MCCOMB, Miss. (AP) - Selectmen continue to talk about a cost-of-living pay raise for McComb’s city employees, but they say a vote is not likely in the near future.

The Enterprise-Journal reported (https://bit.ly/LX3S22) the discussion first arose when $1 million in restricted funds was released to the city’s general and utility funds. Since then, the board has been split - not on whether or not to give raises, but on how much of a percentage to give and when to give them.

Selectman Michael Cameron wants the raises to come as soon as possible. Mayor Whitney Rawlings said the additional money should be added during the budget-writing process this summer, and the raises should take effect Oct. 1 at the start of the city’s next fiscal year.

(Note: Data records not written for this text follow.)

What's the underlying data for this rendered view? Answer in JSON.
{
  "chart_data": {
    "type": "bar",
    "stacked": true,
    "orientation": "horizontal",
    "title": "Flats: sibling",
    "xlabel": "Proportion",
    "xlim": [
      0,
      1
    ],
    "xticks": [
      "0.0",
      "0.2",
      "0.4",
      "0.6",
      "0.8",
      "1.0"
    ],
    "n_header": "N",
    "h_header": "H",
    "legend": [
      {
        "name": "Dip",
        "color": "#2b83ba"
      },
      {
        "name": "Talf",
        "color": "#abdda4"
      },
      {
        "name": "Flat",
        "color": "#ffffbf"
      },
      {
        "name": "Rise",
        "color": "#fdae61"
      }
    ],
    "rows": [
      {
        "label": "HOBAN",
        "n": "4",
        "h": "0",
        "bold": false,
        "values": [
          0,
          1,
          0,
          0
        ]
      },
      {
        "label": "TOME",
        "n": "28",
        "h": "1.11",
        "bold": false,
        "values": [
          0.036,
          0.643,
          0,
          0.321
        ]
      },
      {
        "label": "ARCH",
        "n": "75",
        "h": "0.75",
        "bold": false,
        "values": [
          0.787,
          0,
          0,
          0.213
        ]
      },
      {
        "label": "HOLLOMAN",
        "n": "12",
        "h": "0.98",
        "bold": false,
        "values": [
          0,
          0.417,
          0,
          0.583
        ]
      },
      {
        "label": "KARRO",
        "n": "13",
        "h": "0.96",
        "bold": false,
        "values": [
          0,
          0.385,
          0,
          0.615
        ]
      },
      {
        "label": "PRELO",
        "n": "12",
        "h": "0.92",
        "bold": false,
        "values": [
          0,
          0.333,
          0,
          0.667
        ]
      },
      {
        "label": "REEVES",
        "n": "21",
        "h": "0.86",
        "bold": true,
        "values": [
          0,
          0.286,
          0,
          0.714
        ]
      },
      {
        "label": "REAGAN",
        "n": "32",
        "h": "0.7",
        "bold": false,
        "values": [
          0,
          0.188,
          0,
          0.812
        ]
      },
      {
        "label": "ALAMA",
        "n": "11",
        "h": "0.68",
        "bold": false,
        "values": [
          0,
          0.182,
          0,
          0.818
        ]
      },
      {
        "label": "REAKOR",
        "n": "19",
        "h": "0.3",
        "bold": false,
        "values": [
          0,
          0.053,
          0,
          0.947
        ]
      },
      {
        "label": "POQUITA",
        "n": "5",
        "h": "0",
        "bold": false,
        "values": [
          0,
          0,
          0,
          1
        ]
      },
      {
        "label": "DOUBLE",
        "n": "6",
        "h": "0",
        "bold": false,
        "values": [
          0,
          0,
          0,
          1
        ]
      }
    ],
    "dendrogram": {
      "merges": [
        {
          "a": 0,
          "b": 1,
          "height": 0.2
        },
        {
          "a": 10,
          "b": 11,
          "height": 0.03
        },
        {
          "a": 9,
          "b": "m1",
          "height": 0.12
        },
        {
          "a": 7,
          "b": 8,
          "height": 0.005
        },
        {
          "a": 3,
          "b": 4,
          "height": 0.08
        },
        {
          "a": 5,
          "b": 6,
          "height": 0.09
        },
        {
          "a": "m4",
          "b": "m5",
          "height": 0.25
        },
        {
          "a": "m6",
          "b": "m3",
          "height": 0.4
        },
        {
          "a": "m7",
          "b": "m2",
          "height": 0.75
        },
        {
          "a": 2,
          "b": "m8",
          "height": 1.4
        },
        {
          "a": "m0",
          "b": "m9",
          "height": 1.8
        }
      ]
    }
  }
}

“This pay raise should be (city administrator Quordiniah Lockley’s) order for the next fiscal year’s budget,” Rawlings said.

As for the $1 million in restricted funds, the mayor said he’d rather see it spent on one-time purchases for big-ticket items, such as equipment for the public works department.

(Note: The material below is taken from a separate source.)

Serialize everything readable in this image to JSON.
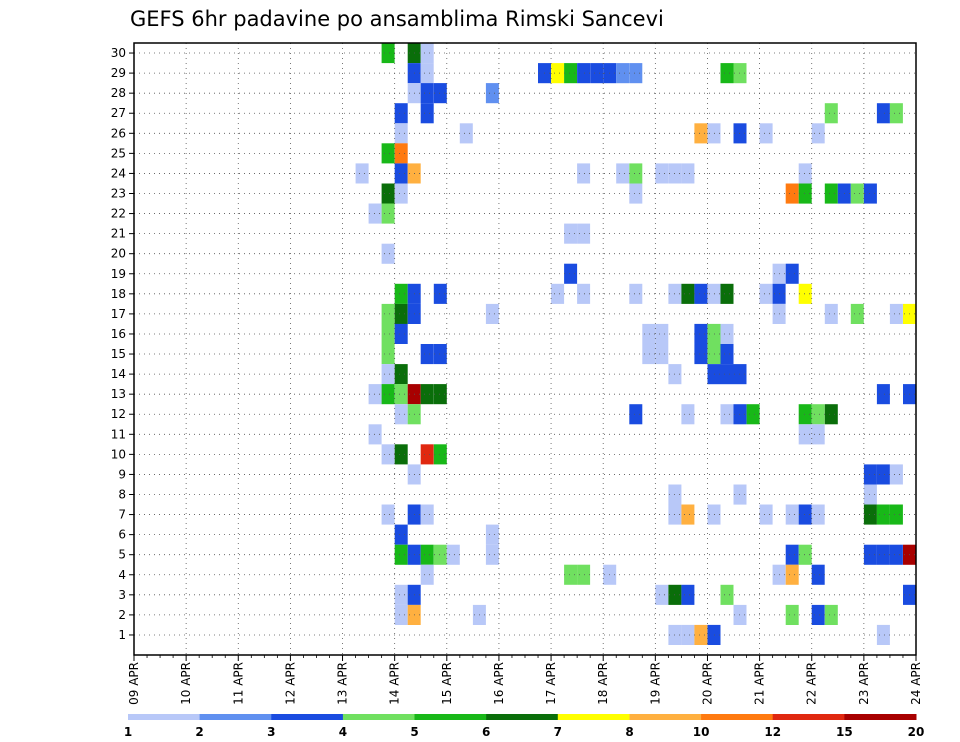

“The monies that started all this discussion, those monies are one-time money, not sustainable money. It needs to be handled correctly in the budget process. We tell (Lockley) what percentage we want, and then he has to make the numbers work.”

The board has discussed giving city workers across-the-board raises of 3 to 6 percent.

A 3 percent raise would cost the city about $167,000, and a 6 percent raise would cost about $334,000.

Lockley said city employees have not received a cost-of-living raise in five years.

Rawlings said giving raises now would be a financially dicey move for McComb. He said that if the city decides to spend more money on personnel now it will mean cuts in city operations.

He said that since the Board of Selectmen took office in 2011, selectmen have steadily increased the amount spent on road repair in McComb, budgeting $600,000 for this fiscal year.

“Streets are important,” Rawlings said. “Look at what we’ve put into our budget. When we started, we had $0. That’s a commitment. We owe our employees that commitment, and we should commit to do this for them in the next budget year, but not now.”